GREENBACK CONSENSUS (Positive/Bear Market Indicator): Up up and away

December 10, 2014

Only just a few years ago, it looked like America’s best days were behind them. Mounting budget deficits, high unemployment, and back breaking oil prices were giving the US a big time beat-down.

No more.

It seems from the day the US ‘s credit rating was taken down from the platinum Triple-A rating, Uncle Sam has been slowly getting its groove back. Despite gridlock in Washington, enough traction was gained to reverse the mass spending in place. Unemployment has come down markedly, and thanks to a shale fracking boom in the Midwest, the country all of sudden isn’t as dependent on expensive foreign oil. Even with the Federal Reserve keeping interest rates near zero, that hasn’t reduced the demand for US Treasuries. Put all that together along with increasing malaise around the world and you have the recipe for an invigorated US dollar.

It is now at a seven year high versus the Japanese Yen, two-year high against the Euro and it’s been up more than 12 percent against the Canadian dollar.

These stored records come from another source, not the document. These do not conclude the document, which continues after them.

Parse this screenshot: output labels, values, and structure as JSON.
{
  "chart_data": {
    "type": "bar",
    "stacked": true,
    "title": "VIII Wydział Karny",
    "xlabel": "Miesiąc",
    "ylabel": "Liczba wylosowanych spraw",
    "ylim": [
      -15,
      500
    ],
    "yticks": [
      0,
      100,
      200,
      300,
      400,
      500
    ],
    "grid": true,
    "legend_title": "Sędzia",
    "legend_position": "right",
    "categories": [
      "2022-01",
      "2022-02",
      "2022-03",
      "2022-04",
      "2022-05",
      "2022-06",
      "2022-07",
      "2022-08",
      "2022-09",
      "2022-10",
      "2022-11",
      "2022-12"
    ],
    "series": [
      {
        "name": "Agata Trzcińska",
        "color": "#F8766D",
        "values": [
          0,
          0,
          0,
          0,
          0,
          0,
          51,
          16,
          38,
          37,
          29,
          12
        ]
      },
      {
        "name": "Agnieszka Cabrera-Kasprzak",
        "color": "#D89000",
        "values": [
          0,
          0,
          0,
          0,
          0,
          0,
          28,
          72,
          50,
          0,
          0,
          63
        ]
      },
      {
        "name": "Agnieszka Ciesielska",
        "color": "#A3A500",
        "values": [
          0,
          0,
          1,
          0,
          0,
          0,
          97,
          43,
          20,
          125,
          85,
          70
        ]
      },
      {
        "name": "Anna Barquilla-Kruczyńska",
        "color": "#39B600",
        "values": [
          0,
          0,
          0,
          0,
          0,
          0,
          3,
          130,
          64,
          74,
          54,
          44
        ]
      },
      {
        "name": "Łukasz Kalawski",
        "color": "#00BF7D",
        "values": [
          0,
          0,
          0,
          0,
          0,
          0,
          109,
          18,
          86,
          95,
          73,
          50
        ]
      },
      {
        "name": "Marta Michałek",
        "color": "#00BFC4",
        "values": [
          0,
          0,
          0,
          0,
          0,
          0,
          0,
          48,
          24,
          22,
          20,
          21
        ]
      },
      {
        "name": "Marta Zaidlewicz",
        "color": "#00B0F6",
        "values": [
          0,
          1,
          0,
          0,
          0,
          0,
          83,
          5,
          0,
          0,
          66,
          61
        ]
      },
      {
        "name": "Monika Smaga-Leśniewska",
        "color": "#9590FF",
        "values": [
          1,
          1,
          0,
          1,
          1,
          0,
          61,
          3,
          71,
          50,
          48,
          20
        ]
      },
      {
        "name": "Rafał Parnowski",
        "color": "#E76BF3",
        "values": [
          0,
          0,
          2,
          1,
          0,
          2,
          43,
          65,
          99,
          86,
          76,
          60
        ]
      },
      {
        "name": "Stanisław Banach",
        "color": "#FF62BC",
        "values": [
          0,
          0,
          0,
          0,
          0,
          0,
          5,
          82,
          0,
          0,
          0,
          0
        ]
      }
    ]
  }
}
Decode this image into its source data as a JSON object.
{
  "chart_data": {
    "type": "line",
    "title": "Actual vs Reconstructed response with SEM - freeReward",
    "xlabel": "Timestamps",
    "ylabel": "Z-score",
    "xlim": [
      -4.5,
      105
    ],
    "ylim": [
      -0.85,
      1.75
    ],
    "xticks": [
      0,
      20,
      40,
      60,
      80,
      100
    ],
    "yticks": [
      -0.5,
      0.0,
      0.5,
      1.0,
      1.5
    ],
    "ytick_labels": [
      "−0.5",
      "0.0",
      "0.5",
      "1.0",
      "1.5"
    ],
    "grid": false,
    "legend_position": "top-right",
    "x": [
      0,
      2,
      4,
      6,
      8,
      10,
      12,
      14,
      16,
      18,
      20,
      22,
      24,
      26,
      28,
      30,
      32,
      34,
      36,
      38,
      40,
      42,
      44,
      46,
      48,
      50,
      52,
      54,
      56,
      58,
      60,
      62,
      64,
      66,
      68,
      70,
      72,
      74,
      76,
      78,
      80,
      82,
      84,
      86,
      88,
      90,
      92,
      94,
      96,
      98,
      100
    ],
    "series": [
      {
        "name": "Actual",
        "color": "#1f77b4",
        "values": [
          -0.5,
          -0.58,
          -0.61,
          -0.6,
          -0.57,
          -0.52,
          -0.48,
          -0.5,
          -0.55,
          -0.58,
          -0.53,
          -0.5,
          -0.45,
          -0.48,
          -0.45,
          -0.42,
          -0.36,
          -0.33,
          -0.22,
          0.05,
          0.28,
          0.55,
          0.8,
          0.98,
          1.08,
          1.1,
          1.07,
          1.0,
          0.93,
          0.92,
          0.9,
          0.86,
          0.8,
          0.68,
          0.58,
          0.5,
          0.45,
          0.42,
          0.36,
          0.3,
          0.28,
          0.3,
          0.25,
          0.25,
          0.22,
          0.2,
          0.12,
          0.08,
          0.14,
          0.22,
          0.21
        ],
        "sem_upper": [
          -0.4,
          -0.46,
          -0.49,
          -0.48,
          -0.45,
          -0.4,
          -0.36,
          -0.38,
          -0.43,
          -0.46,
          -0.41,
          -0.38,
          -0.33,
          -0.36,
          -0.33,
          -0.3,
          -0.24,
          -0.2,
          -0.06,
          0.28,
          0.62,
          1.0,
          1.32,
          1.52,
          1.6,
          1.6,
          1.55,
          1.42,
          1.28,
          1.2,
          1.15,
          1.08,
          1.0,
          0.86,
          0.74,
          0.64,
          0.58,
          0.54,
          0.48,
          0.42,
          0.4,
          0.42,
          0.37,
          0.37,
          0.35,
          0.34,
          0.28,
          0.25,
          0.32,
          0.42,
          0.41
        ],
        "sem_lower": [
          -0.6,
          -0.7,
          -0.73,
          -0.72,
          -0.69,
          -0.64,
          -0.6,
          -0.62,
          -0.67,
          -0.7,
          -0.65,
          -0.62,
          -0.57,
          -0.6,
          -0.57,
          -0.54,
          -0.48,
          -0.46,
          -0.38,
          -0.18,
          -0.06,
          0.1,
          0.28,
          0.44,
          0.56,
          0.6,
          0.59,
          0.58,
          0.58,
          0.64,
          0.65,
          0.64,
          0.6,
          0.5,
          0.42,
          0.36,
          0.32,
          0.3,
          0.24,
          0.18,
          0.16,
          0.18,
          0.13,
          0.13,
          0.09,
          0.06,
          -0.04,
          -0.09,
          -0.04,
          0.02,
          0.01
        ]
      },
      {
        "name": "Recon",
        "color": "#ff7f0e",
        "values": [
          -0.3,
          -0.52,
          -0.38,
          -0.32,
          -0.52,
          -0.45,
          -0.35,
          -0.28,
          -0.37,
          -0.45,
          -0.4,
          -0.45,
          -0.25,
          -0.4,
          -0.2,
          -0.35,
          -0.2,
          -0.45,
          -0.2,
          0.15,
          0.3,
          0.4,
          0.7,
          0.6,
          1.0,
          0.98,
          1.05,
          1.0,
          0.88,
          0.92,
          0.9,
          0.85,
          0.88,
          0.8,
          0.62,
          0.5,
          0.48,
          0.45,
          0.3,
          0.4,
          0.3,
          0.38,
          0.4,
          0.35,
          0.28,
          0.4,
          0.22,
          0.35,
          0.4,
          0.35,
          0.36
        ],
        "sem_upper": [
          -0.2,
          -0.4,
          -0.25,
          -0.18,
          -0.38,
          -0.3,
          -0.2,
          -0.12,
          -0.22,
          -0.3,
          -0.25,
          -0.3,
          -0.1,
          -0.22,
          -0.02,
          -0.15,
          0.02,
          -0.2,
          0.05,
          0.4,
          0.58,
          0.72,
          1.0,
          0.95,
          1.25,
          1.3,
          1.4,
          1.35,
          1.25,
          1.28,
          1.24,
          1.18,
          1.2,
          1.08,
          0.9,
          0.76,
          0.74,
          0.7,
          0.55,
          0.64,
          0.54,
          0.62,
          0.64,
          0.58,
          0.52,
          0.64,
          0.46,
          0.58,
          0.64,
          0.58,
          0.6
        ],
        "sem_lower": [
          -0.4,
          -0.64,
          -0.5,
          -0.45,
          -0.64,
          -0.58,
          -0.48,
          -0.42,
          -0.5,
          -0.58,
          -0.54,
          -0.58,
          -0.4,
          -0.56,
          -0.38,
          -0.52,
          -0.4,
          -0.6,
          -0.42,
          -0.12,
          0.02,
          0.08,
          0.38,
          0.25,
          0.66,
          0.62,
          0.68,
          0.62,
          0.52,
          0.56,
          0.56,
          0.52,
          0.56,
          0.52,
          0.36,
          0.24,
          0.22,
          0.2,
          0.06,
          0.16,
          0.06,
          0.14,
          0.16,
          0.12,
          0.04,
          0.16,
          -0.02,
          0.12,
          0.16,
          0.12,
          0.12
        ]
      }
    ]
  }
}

The Consensus has taken notice. Hedge fund and other large speculators have boosted their long dollar positions, which are the highest since 2008. The consensus feels that with Quantitative Easing/Money Printing by the Federal Reserve in the past, the stage is set for interest rates to rise which again is good for the US dollar.

  • The Soothsayers are lining up with their bullish predictions:
  • Goldman Sachs sees the US/Euro going to $1.15 and the US/JPN going up to 130 by year end.  It calls it the top trade for 2015.
  • Nomura’s Jens Nordvig is targeting US/Euro at $1.12 and US/JPN at 125 by Q4 2015
  • Deutsche Bank’s Chief Currency Strategist Alan Ruskin sees “US growth exceptionalism”.

Sadly by the time the Soothsayers pound the table, especially when it comes to currencies, the easy money has been made.  There are still large possibilities that the Fed keeps interest rates where they are or Europe and Japan hold back from adding more stimulus, or simply the trade is done. If you want to go a step further, we have seen how even the threat of a rising interest rates has created a fear mentaility in Emerging Market currencies which could spark a global pull-back.  These have been heady times for the Greenback. The higher it goes, it opens the doors for other elements that could bring it down to earth pretty fast.